Love Does Not Demand
Edited from a transcript: Meditation group, Highgate, London, 26 August 1981.
There is enough love in us to keep giving and giving and giving. But people are afraid to love, because they don’t know how to love. Their love becomes a demand. And the people they love make demands. So they are afraid to love because of the demands that are made on them. But love does not make any demands of us. The more we love, the more we give of ourselves.
Truly in love, what can we give? Only our time. It only means taking the time from some worldliness and giving it to someone who needs it. But we have to develop the discrimination to know who needs it, who is asking for it. People are not good at developing that discrimination because they are busy demanding love, as others are busy demanding love from them. That’s what we call a relationship. We have to get rid of the relationships in our lives, such as the demands of our mothers and fathers, aunts and uncles and children. I will not have those endless demands for love. I will not have love demanded from me. I shall be love.

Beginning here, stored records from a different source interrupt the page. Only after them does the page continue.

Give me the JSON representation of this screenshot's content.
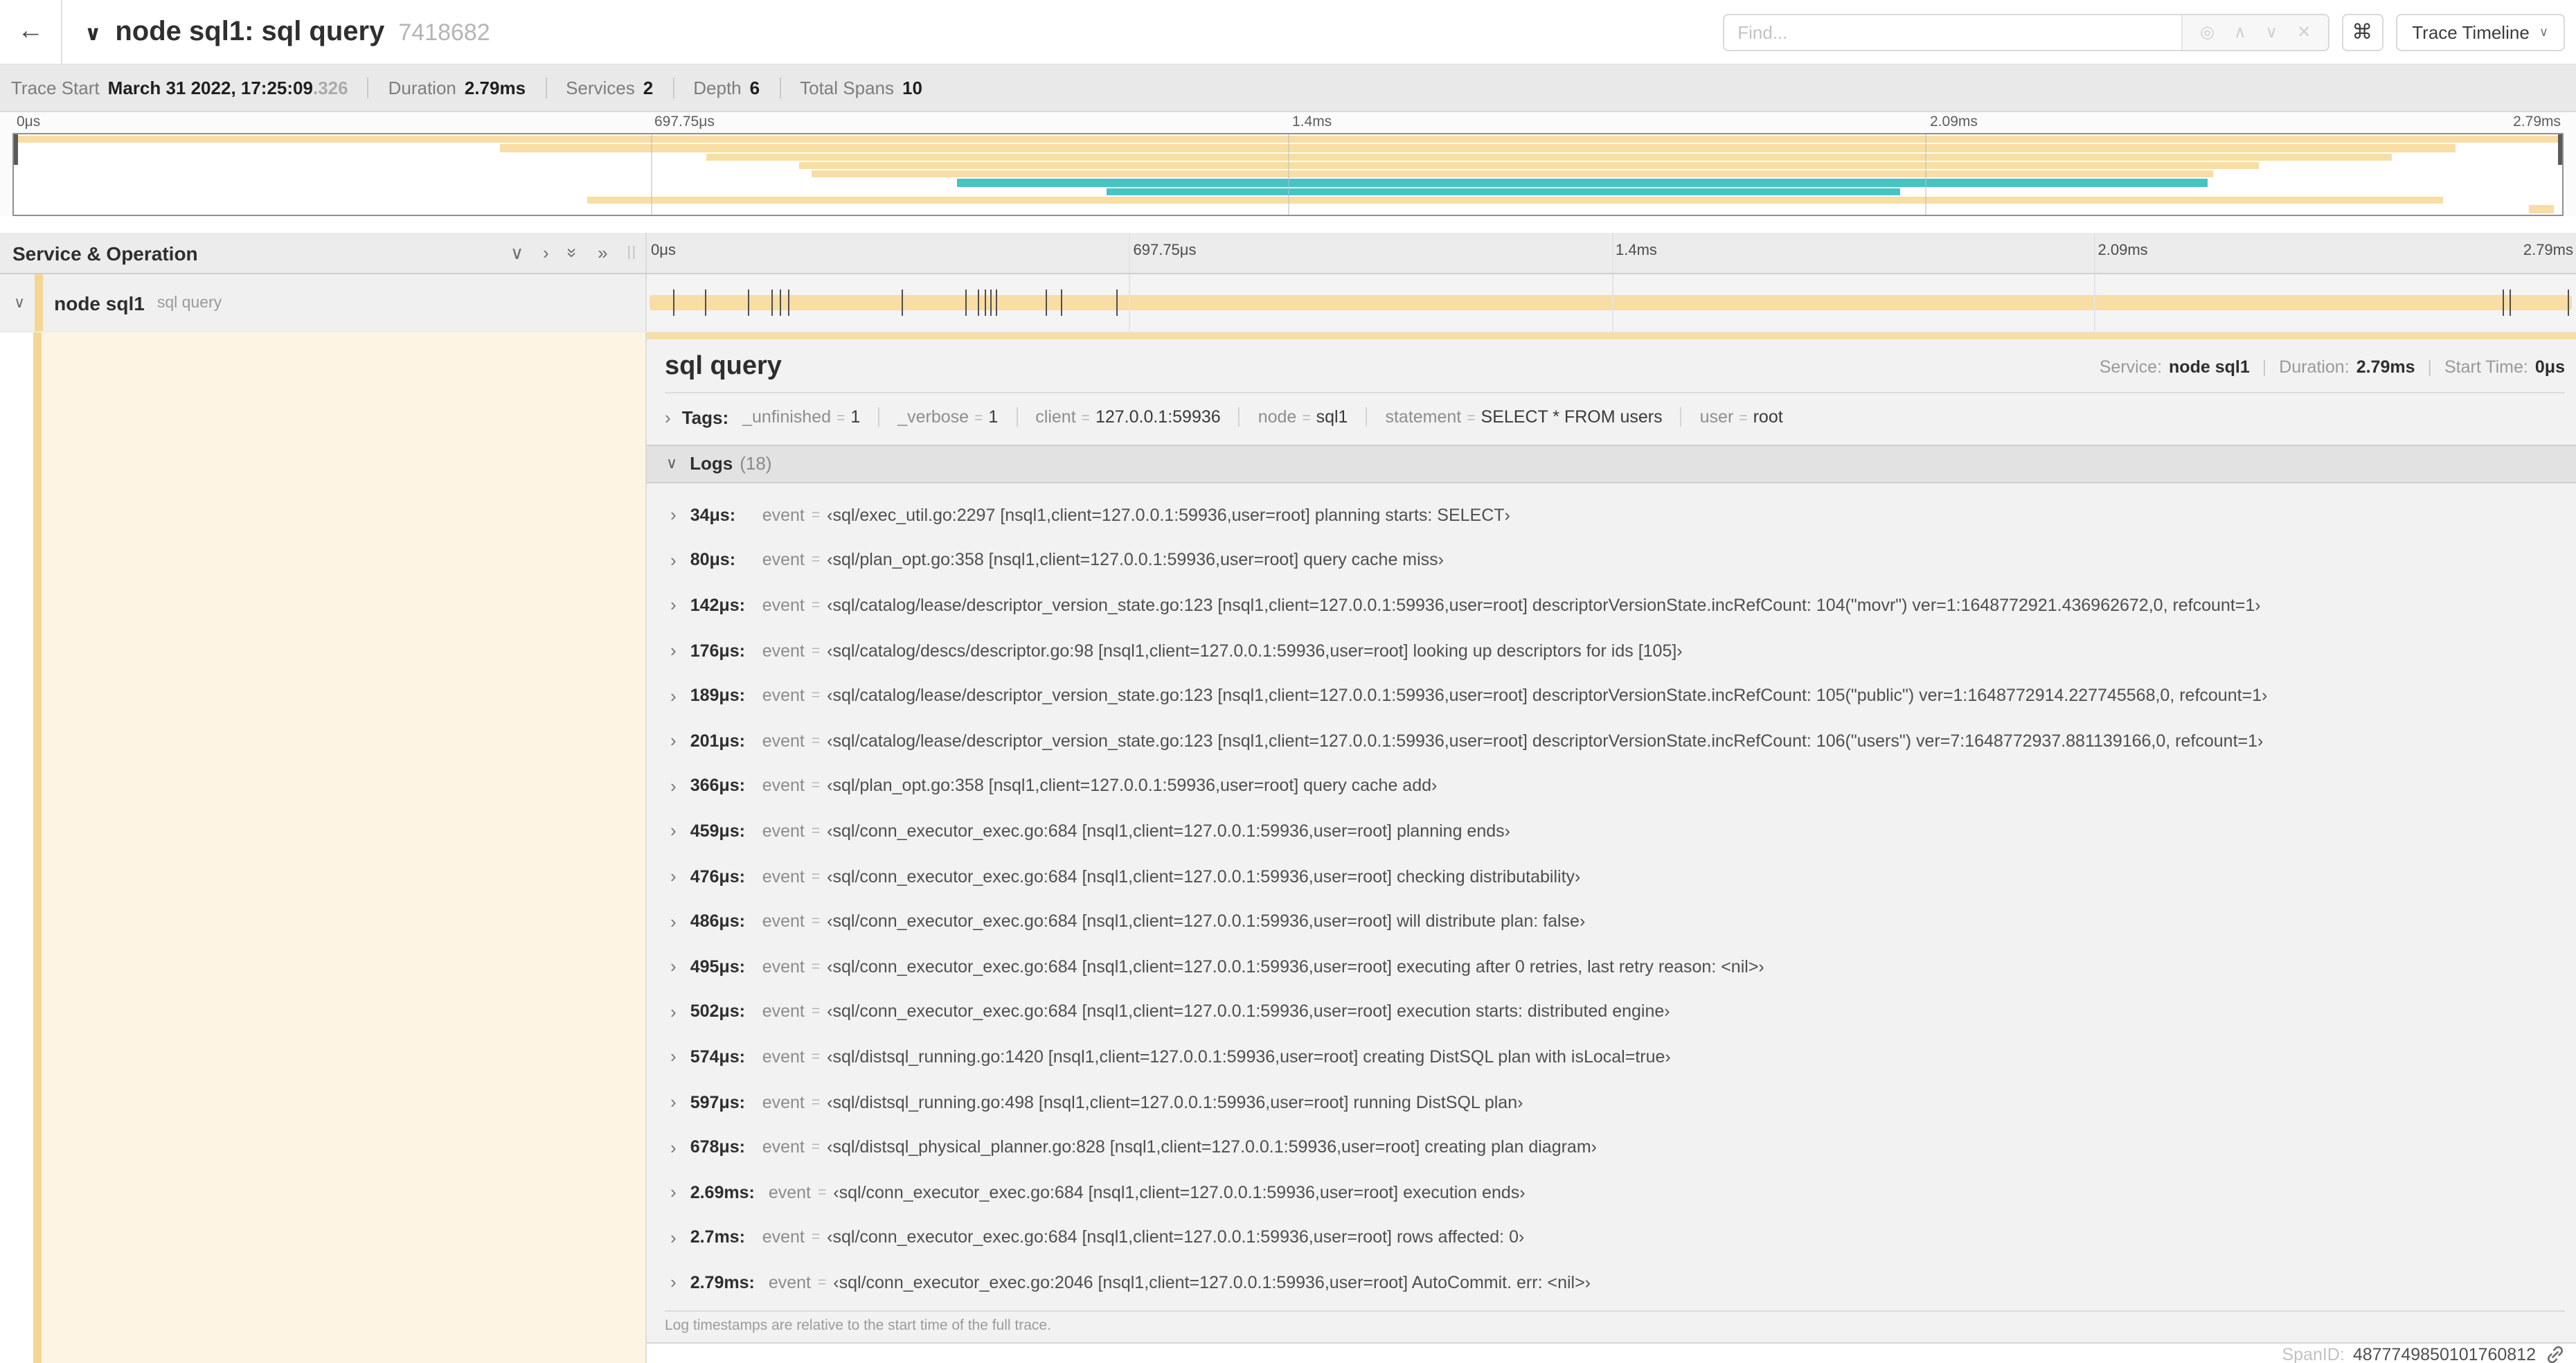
{
  "colors": {
    "span_tan": "#f8dda5",
    "span_teal": "#46c3c3",
    "stripe_tan": "#f5d795",
    "detail_cream": "#fdf4e3"
  },
  "header": {
    "back_label": "←",
    "collapse_chevron": "∨",
    "title": "node sql1: sql query",
    "trace_id": "7418682",
    "find_placeholder": "Find...",
    "find_icons": [
      {
        "name": "locate-icon",
        "glyph": "◎"
      },
      {
        "name": "prev-result-icon",
        "glyph": "∧"
      },
      {
        "name": "next-result-icon",
        "glyph": "∨"
      },
      {
        "name": "clear-search-icon",
        "glyph": "✕"
      }
    ],
    "shortcut_glyph": "⌘",
    "view_select_label": "Trace Timeline",
    "view_select_chevron": "∨"
  },
  "summary": {
    "items": [
      {
        "label": "Trace Start",
        "value": "March 31 2022, 17:25:09",
        "suffix": ".326"
      },
      {
        "label": "Duration",
        "value": "2.79ms"
      },
      {
        "label": "Services",
        "value": "2"
      },
      {
        "label": "Depth",
        "value": "6"
      },
      {
        "label": "Total Spans",
        "value": "10"
      }
    ]
  },
  "axis": {
    "labels": [
      {
        "label": "0μs",
        "pct": 0,
        "align": "left"
      },
      {
        "label": "697.75μs",
        "pct": 25,
        "align": "left"
      },
      {
        "label": "1.4ms",
        "pct": 50,
        "align": "left"
      },
      {
        "label": "2.09ms",
        "pct": 75,
        "align": "left"
      },
      {
        "label": "2.79ms",
        "pct": 100,
        "align": "right"
      }
    ],
    "gridlines": [
      25,
      50,
      75
    ]
  },
  "minimap": {
    "spans": [
      {
        "start": 0,
        "end": 100,
        "color": "span_tan"
      },
      {
        "start": 19.1,
        "end": 95.8,
        "color": "span_tan"
      },
      {
        "start": 27.2,
        "end": 93.3,
        "color": "span_tan"
      },
      {
        "start": 30.8,
        "end": 88.1,
        "color": "span_tan"
      },
      {
        "start": 31.3,
        "end": 86.3,
        "color": "span_tan"
      },
      {
        "start": 37.0,
        "end": 86.1,
        "color": "span_teal"
      },
      {
        "start": 42.9,
        "end": 74.0,
        "color": "span_teal"
      },
      {
        "start": 22.5,
        "end": 95.3,
        "color": "span_tan"
      },
      {
        "start": 98.7,
        "end": 99.7,
        "color": "span_tan"
      }
    ]
  },
  "timeline_header": {
    "column_title": "Service & Operation",
    "icons": [
      {
        "name": "collapse-one-icon",
        "glyph": "∨",
        "rotate": false
      },
      {
        "name": "expand-one-icon",
        "glyph": "›",
        "rotate": false
      },
      {
        "name": "collapse-all-icon",
        "glyph": "»",
        "rotate": true
      },
      {
        "name": "expand-all-icon",
        "glyph": "»",
        "rotate": false
      }
    ],
    "grip": "||"
  },
  "span_row": {
    "chevron": "∨",
    "service": "node sql1",
    "operation": "sql query",
    "tick_pcts": [
      1.22,
      2.87,
      5.09,
      6.31,
      6.77,
      7.2,
      13.12,
      16.45,
      17.06,
      17.42,
      17.74,
      17.99,
      20.57,
      21.4,
      24.3,
      96.42,
      96.77,
      99.8
    ]
  },
  "detail": {
    "title": "sql query",
    "meta": [
      {
        "label": "Service:",
        "value": "node sql1"
      },
      {
        "label": "Duration:",
        "value": "2.79ms"
      },
      {
        "label": "Start Time:",
        "value": "0μs"
      }
    ],
    "tags_chevron": "›",
    "tags_label": "Tags:",
    "tags": [
      {
        "key": "_unfinished",
        "value": "1"
      },
      {
        "key": "_verbose",
        "value": "1"
      },
      {
        "key": "client",
        "value": "127.0.0.1:59936"
      },
      {
        "key": "node",
        "value": "sql1"
      },
      {
        "key": "statement",
        "value": "SELECT * FROM users"
      },
      {
        "key": "user",
        "value": "root"
      }
    ],
    "logs": {
      "chevron": "∨",
      "label": "Logs",
      "count": "(18)",
      "field_key": "event",
      "entries": [
        {
          "time": "34μs:",
          "value": "‹sql/exec_util.go:2297 [nsql1,client=127.0.0.1:59936,user=root] planning starts: SELECT›"
        },
        {
          "time": "80μs:",
          "value": "‹sql/plan_opt.go:358 [nsql1,client=127.0.0.1:59936,user=root] query cache miss›"
        },
        {
          "time": "142μs:",
          "value": "‹sql/catalog/lease/descriptor_version_state.go:123 [nsql1,client=127.0.0.1:59936,user=root] descriptorVersionState.incRefCount: 104(\"movr\") ver=1:1648772921.436962672,0, refcount=1›"
        },
        {
          "time": "176μs:",
          "value": "‹sql/catalog/descs/descriptor.go:98 [nsql1,client=127.0.0.1:59936,user=root] looking up descriptors for ids [105]›"
        },
        {
          "time": "189μs:",
          "value": "‹sql/catalog/lease/descriptor_version_state.go:123 [nsql1,client=127.0.0.1:59936,user=root] descriptorVersionState.incRefCount: 105(\"public\") ver=1:1648772914.227745568,0, refcount=1›"
        },
        {
          "time": "201μs:",
          "value": "‹sql/catalog/lease/descriptor_version_state.go:123 [nsql1,client=127.0.0.1:59936,user=root] descriptorVersionState.incRefCount: 106(\"users\") ver=7:1648772937.881139166,0, refcount=1›"
        },
        {
          "time": "366μs:",
          "value": "‹sql/plan_opt.go:358 [nsql1,client=127.0.0.1:59936,user=root] query cache add›"
        },
        {
          "time": "459μs:",
          "value": "‹sql/conn_executor_exec.go:684 [nsql1,client=127.0.0.1:59936,user=root] planning ends›"
        },
        {
          "time": "476μs:",
          "value": "‹sql/conn_executor_exec.go:684 [nsql1,client=127.0.0.1:59936,user=root] checking distributability›"
        },
        {
          "time": "486μs:",
          "value": "‹sql/conn_executor_exec.go:684 [nsql1,client=127.0.0.1:59936,user=root] will distribute plan: false›"
        },
        {
          "time": "495μs:",
          "value": "‹sql/conn_executor_exec.go:684 [nsql1,client=127.0.0.1:59936,user=root] executing after 0 retries, last retry reason: <nil>›"
        },
        {
          "time": "502μs:",
          "value": "‹sql/conn_executor_exec.go:684 [nsql1,client=127.0.0.1:59936,user=root] execution starts: distributed engine›"
        },
        {
          "time": "574μs:",
          "value": "‹sql/distsql_running.go:1420 [nsql1,client=127.0.0.1:59936,user=root] creating DistSQL plan with isLocal=true›"
        },
        {
          "time": "597μs:",
          "value": "‹sql/distsql_running.go:498 [nsql1,client=127.0.0.1:59936,user=root] running DistSQL plan›"
        },
        {
          "time": "678μs:",
          "value": "‹sql/distsql_physical_planner.go:828 [nsql1,client=127.0.0.1:59936,user=root] creating plan diagram›"
        },
        {
          "time": "2.69ms:",
          "value": "‹sql/conn_executor_exec.go:684 [nsql1,client=127.0.0.1:59936,user=root] execution ends›"
        },
        {
          "time": "2.7ms:",
          "value": "‹sql/conn_executor_exec.go:684 [nsql1,client=127.0.0.1:59936,user=root] rows affected: 0›"
        },
        {
          "time": "2.79ms:",
          "value": "‹sql/conn_executor_exec.go:2046 [nsql1,client=127.0.0.1:59936,user=root] AutoCommit. err: <nil>›"
        }
      ]
    },
    "logs_note": "Log timestamps are relative to the start time of the full trace.",
    "spanid_label": "SpanID:",
    "spanid_value": "4877749850101760812"
  }
}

If love is demanded of you, will you give it? If you do not, then that which demands it will get hurt, scream at you, cry, put on a tantrum - any demand that can be made will be made. All that is very upsetting for you. But you have to be strong. ‘I will not have love demanded of me. I cannot give you what you want.’ Most people try to give what is wanted and in so doing they live a lie. That’s not living love. 'I will not have that relationship. You have my love. As your love is mine. And so we can live in love.’
Of course man, woman and child will have their relationship, but it becomes the lesser part if they keep giving to each other. The disciples asked the Christ, 'How many times shall I forgive, or turn the other cheek?’ He said, 'Seventy times seven’. For in the beginning the only way to love is to keep on loving and giving - with no discrimination. But when you have done that enough, you can enter the state of love and then have the discrimination to say, 'No, I cannot give you what you want’. For love is a great power and it will never lose its integrity. It is not us - but a power that we can become. That power will not give in to emotion.

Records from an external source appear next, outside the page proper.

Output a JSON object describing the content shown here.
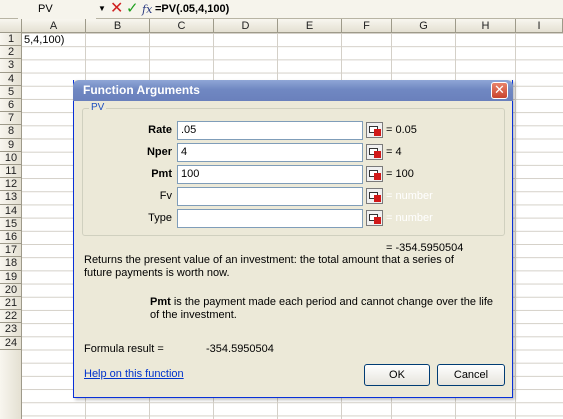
{
  "formula_bar": {
    "name_box": "PV",
    "cancel_glyph": "✕",
    "enter_glyph": "✓",
    "fx_label": "fx",
    "formula": "=PV(.05,4,100)"
  },
  "sheet": {
    "columns": [
      "A",
      "B",
      "C",
      "D",
      "E",
      "F",
      "G",
      "H",
      "I"
    ],
    "rows": [
      "1",
      "2",
      "3",
      "4",
      "5",
      "6",
      "7",
      "8",
      "9",
      "10",
      "11",
      "12",
      "13",
      "14",
      "15",
      "16",
      "17",
      "18",
      "19",
      "20",
      "21",
      "22",
      "23",
      "24"
    ],
    "cell_a1": "5,4,100)"
  },
  "dialog": {
    "title": "Function Arguments",
    "close_glyph": "✕",
    "function_name": "PV",
    "arguments": [
      {
        "label": "Rate",
        "required": true,
        "value": ".05",
        "result": "= 0.05"
      },
      {
        "label": "Nper",
        "required": true,
        "value": "4",
        "result": "= 4"
      },
      {
        "label": "Pmt",
        "required": true,
        "value": "100",
        "result": "= 100"
      },
      {
        "label": "Fv",
        "required": false,
        "value": "",
        "result": "= number"
      },
      {
        "label": "Type",
        "required": false,
        "value": "",
        "result": "= number"
      }
    ],
    "total_result": "= -354.5950504",
    "description": "Returns the present value of an investment: the total amount that a series of future payments is worth now.",
    "arg_help_name": "Pmt",
    "arg_help_text": "is the payment made each period and cannot change over the life of the investment.",
    "formula_result_label": "Formula result =",
    "formula_result_value": "-354.5950504",
    "help_link": "Help on this function",
    "ok_label": "OK",
    "cancel_label": "Cancel"
  },
  "icons": {
    "collapse": "collapse-dialog-icon",
    "close": "close-icon"
  },
  "colors": {
    "titlebar": "#7088c2",
    "dialog_bg": "#ece9d8",
    "link": "#0033cc",
    "group_label": "#1c4ec0"
  }
}
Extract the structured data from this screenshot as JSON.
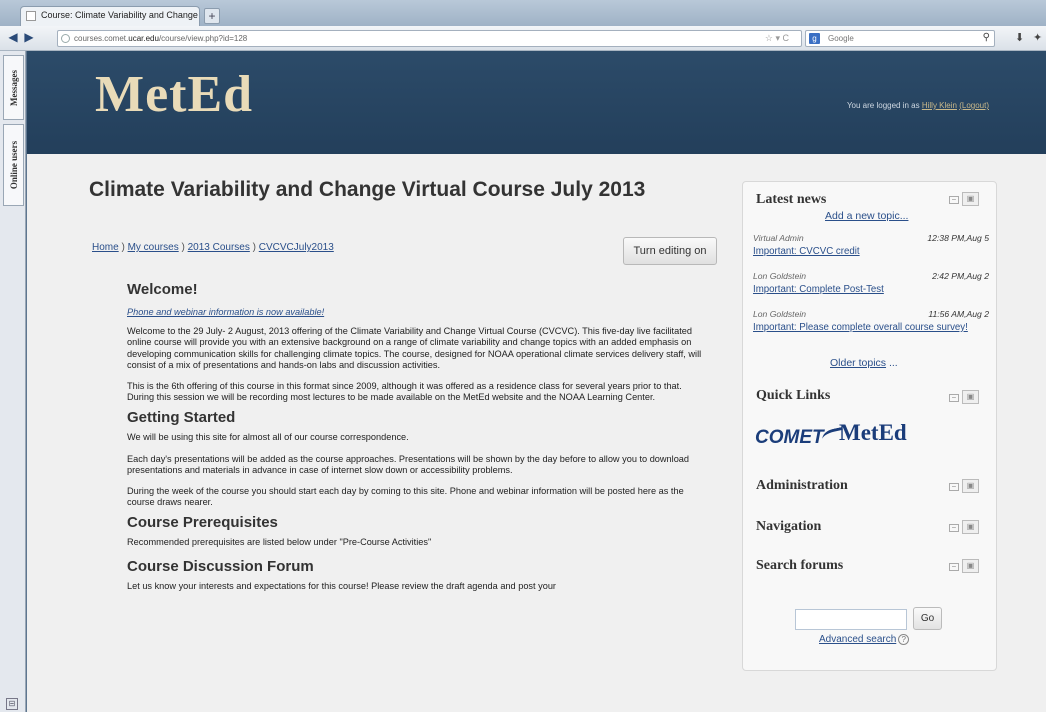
{
  "browser": {
    "tab_title": "Course: Climate Variability and Change ...",
    "new_tab": "+",
    "url_prefix": "courses.comet.",
    "url_host": "ucar.edu",
    "url_path": "/course/view.php?id=128",
    "search_engine": "Google"
  },
  "sidebar": {
    "messages_label": "Messages",
    "online_users_label": "Online users"
  },
  "header": {
    "logo": "MetEd",
    "login_text": "You are logged in as",
    "login_user": "Hilly Klein",
    "logout": "(Logout)"
  },
  "course": {
    "title": "Climate Variability and Change Virtual Course July 2013",
    "breadcrumb": [
      "Home",
      "My courses",
      "2013 Courses",
      "CVCVCJuly2013"
    ],
    "breadcrumb_sep": " ) ",
    "edit_button": "Turn editing on"
  },
  "content": {
    "welcome_heading": "Welcome!",
    "phone_link": "Phone and webinar information is now available!",
    "welcome_p1": "Welcome to the 29 July- 2 August, 2013 offering of the Climate Variability and Change Virtual Course (CVCVC). This five-day live facilitated online course will provide you with an extensive background on a range of climate variability and change topics with an added emphasis on developing communication skills for challenging climate topics. The course, designed for NOAA operational climate services delivery staff, will consist of a mix of presentations and hands-on labs and discussion activities.",
    "welcome_p2": "This is the 6th offering of this course in this format since 2009, although it was offered as a residence class for several years prior to that. During this session we will be recording most lectures to be made available on the MetEd website and the NOAA Learning Center.",
    "getting_started_heading": "Getting Started",
    "gs_p1": "We will be using this site for almost all of our course correspondence.",
    "gs_p2": "Each day's presentations will be added as the course approaches. Presentations will be shown by the day before to allow you to download presentations and materials in advance in case of internet slow down or accessibility problems.",
    "gs_p3": "During the week of the course you should start each day by coming to this site. Phone and webinar information will be posted here as the course draws nearer.",
    "prereq_heading": "Course Prerequisites",
    "prereq_p1": "Recommended prerequisites are listed below under \"Pre-Course Activities\"",
    "forum_heading": "Course Discussion Forum",
    "forum_p1": "Let us know your interests and expectations for this course! Please review the draft agenda and post your"
  },
  "blocks": {
    "latest_news_title": "Latest news",
    "add_topic": "Add a new topic...",
    "news": [
      {
        "author": "Virtual Admin",
        "when": "12:38 PM,Aug 5",
        "subject": "Important: CVCVC credit"
      },
      {
        "author": "Lon Goldstein",
        "when": "2:42 PM,Aug 2",
        "subject": "Important: Complete Post-Test"
      },
      {
        "author": "Lon Goldstein",
        "when": "11:56 AM,Aug 2",
        "subject": "Important: Please complete overall course survey!"
      }
    ],
    "older_topics": "Older topics",
    "older_suffix": " ...",
    "quick_links_title": "Quick Links",
    "comet_logo": "COMET",
    "meted_logo": "MetEd",
    "administration_title": "Administration",
    "navigation_title": "Navigation",
    "search_forums_title": "Search forums",
    "go_button": "Go",
    "advanced_search": "Advanced search"
  },
  "icons": {
    "block_minimize": "minus-icon",
    "block_dock": "dock-icon",
    "help": "question-icon"
  }
}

The world is not much aware of what love is. We start off with love of parent and child, especially the mother’s love, which is a necessary security, and then the child becomes a man or woman in an ethereal, romantic relationship. Is that the end of it? No, it is just the beginning, a testing ground for the next stage. What is beyond loving the one closest to us? The next stage is to love our fellow man and woman enough for them to realise love itself. That is universal love. It’s not a personal love where the two of us live happily ever after. That is a great delusion; not what life’s about at all. The higher love is for all to live happily ever after.
Certainly you must love your family and your partner, but do it well. Learn to love. And eventually learn to love with discrimination. Then you will not give in to the demands of emotion. When the demand comes, it comes from someone who is not loving enough, who has to be taught to be more love. You do not give in. And the person says, 'Why don’t you love me? You’ve got to love me.’ But love says 'No, I cannot give you what you demand’.